People often search for affordable facsimiles or “dupes” of famous fragrances. In the case of Frederic Malle‘s Musc Ravageur, one name that comes up is Meharees from the Italian brand, L’Erbolario Lodi. It’s been called the “Musc Ravageur killer” for a fraction of the price, and it’s also mentioned in the context of Hermès‘ Ambre Narguilé as well. A more expensive niche name that comes up in relation to Musc Ravageur is Le Labo‘s Labdanum 18. I love both Musc Ravageur and a bargain, so I bought Meharees blindly, persuaded by the rave reviews and by the company’s description of camel rides through the Sahara and legendary oases filled with undulating date trees. I thought I’d review it in conjunction with Le Labo’s Labdanum 18 to show how they compare to the Malle.
Musc Ravageur is my favorite fragrance from Frederic Malle, and also the only one which drew me in from the very first time I sniffed it, perhaps because it is the spiciest, most oriental scent in his line-up. Yet, I’m not sure Monsieur Malle would approve of my reasons for loving the fragrance because it has little to do with “ravaging” musk, and everything to do with gingerbread. To be precise, gingerbread flecked lightly with vanilla and a gentle, furry musk, then festively festooned in a haze of lightly ambered, golden sweetness. It’s delicious, cozy comfort, but far from a “ravaging” torrent of “turbulent” sensuality. I don’t mind one whit.

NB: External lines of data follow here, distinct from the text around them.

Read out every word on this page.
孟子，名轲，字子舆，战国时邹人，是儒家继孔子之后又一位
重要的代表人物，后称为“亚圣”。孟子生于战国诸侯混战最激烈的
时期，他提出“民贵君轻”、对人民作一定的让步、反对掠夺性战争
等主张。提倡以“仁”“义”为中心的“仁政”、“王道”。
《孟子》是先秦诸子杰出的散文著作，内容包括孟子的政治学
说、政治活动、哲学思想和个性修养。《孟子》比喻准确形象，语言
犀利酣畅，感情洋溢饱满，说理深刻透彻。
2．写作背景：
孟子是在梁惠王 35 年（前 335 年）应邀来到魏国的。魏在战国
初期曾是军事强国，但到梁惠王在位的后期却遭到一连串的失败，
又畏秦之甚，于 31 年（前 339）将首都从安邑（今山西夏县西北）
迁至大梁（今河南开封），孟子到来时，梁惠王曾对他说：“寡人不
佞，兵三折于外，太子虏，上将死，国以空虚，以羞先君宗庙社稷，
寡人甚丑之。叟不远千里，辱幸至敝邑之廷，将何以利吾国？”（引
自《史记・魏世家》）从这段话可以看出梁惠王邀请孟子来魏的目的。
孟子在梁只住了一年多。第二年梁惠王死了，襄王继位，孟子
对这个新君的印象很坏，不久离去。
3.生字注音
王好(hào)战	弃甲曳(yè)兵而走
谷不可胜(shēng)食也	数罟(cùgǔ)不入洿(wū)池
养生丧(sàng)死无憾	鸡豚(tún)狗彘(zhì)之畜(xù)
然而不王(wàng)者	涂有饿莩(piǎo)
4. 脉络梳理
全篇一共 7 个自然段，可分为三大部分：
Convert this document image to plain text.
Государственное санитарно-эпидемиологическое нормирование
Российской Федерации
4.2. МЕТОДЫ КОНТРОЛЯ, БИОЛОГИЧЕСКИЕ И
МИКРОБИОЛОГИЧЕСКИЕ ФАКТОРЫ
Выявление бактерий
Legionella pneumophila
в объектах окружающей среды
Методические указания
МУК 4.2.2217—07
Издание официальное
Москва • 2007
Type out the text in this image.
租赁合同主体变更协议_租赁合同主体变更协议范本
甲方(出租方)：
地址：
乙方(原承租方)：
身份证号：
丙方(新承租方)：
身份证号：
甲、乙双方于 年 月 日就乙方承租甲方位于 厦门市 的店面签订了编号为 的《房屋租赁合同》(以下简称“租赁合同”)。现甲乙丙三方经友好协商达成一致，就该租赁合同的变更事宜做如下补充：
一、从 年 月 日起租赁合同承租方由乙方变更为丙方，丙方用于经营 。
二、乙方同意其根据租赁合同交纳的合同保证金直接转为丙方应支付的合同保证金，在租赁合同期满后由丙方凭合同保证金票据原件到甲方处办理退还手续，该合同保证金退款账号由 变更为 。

Musc Ravageur is an eau de parfum created by Maurice Roucel and released in 2000. The Malle website describes it as:
A sensual perfume, powerful yet perfectly controlled, dramatic and mysterious. Composed by Maurice Roucel as an “act of seduction and generosity”, Musc Ravageur is an uncompromising Oriental, which trumps current fads. Its explosive departure of bergamot, tangerine and cinnamon is set against a backdrop of vanilla, musk and amber. A sexy, turbulent perfume, in one word: ravageur.
According to that description, the notes in Musc Ravageur are:
Bergamot, tangerine, cinnamon, vanilla, musk, and amber.